Production Truck Wish List: Access
The panel of directors described their ideal mobile production units, bringing up everything from comfortable chairs and coat hangers to refrigerators and color laser printers. On the more technical side, monitor walls and layout are critical elements for everyone.
“As we get spread out as a crew, I like that graphics can now be in production,” Lowe said. “I always like to turn around and see the graphics operators. On certain crews, those are the youngest people on the crew, so I feel that they need to be with for the team dynamic.”
For Moore, access to his fellow crew members does not stop with graphics.
“I hate when you get into a truck and to talk to an audio guy, you have to go out of the truck and up around the corner,” Moore said. “I like being able to look somebody in the eye and talk to them, or o back and talk to the audio guy to make him feel like he’s a human being and not stuck in a prison. Access to as many people who work on the show as possible is a huge thing.”
More Game, Less Cement Mixers
The audio wish list does not stop with access. All four directors talked about the challenge of directing the show around audio that they may or may not be able to hear.
“You have no idea if what you’re hearing is what they’re hearing at home, or if it’s what the audio guy is hearing,” Moore said.
“The speakers that we all have in front of us are not a true barometer of what’s going out,” Bell added. “It’s always great hearing the ball on the bat, sticks, pucks, and elements that enhance the sound of the game, so we try to enhance those.”
Of all of the parts of the show, the directors said, audio is the most human-driven, as the audio mixer makes the majority of his editorial decisions without checking with the director, as there is not time to do so.
“You have to trust your audio guy,” Lowe explained. “Do you want to give fans the in-arena experience when there is profanity? You have to trust your audio guy with the integrity of the show to make decisions like pulling down crowd mikes. In baseball, fans will get on the umpire and he’s got to make that decision quickly to pull down a mic.”
Sounds of the game and an authentic auditory in-arena experience are goals for every director, but the ancillary noises that go along with graphic and sponsor elements are not always part of that plan.

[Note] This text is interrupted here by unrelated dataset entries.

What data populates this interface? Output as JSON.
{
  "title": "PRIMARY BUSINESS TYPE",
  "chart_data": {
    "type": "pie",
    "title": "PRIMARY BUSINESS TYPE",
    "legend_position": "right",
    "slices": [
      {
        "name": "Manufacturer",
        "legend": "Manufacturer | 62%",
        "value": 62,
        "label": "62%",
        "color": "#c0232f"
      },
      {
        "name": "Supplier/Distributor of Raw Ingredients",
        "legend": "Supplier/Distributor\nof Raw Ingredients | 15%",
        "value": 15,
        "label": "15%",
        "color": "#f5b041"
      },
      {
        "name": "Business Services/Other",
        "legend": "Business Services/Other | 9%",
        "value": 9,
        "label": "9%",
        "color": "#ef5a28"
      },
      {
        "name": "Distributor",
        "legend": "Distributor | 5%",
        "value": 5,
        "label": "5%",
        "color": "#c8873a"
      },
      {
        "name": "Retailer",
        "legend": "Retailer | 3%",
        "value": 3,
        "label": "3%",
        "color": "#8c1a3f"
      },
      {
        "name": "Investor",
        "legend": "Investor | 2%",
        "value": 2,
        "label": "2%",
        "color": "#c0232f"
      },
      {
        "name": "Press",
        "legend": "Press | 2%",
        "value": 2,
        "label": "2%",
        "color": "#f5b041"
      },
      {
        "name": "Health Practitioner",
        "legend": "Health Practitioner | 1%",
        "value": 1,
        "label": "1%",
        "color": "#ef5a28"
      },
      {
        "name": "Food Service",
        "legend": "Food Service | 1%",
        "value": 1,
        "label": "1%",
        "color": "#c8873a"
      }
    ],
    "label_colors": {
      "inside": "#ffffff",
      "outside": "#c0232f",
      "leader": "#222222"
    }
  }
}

“There’s always the policy that for every visual action there’s a sound that goes with it, but I would love to see us all back up a little,” Moore said. “Not on the true sounds of the game but these friggin noises every six seconds. I don’t know why a replay has to sound like a machine that’s breaking. The sounds that we use all sound like cement mixers.”
3D Means New Positions, Designs
The panel discussed the future of 3D production for sports, and noted that a side benefit of so many 3D experiments will be the creation of new camera positions for the HD shoot.
“What I like about 3D is that is makes you rethink how you cover sports,” Grant said. “We are forced to put cameras in places that in an HD world, we would not have enough cameras to try that position.”
“It’s going to change the way you think of things,” Moore added. “At this point we can’t put eight 3D cameras out there, cover a game, and then see what the limitations are. In 3D, there may be a better place to watch the game than in center field or high home, but you don’t know what that place is until you look at the game afterwards.”
In addition to forcing directors to rethink their camera placement, 3D may force architects to rethink the way stadiums are designed.
“We always plan for traditional HD camera placement,” Lowe said. “Now in the planning process, someone’s going to have to think about placing cameras for 3D. There’s going to be some back and forth as far as premium seating versus camera placement. I think 3D is going to change the way that venues are planned.”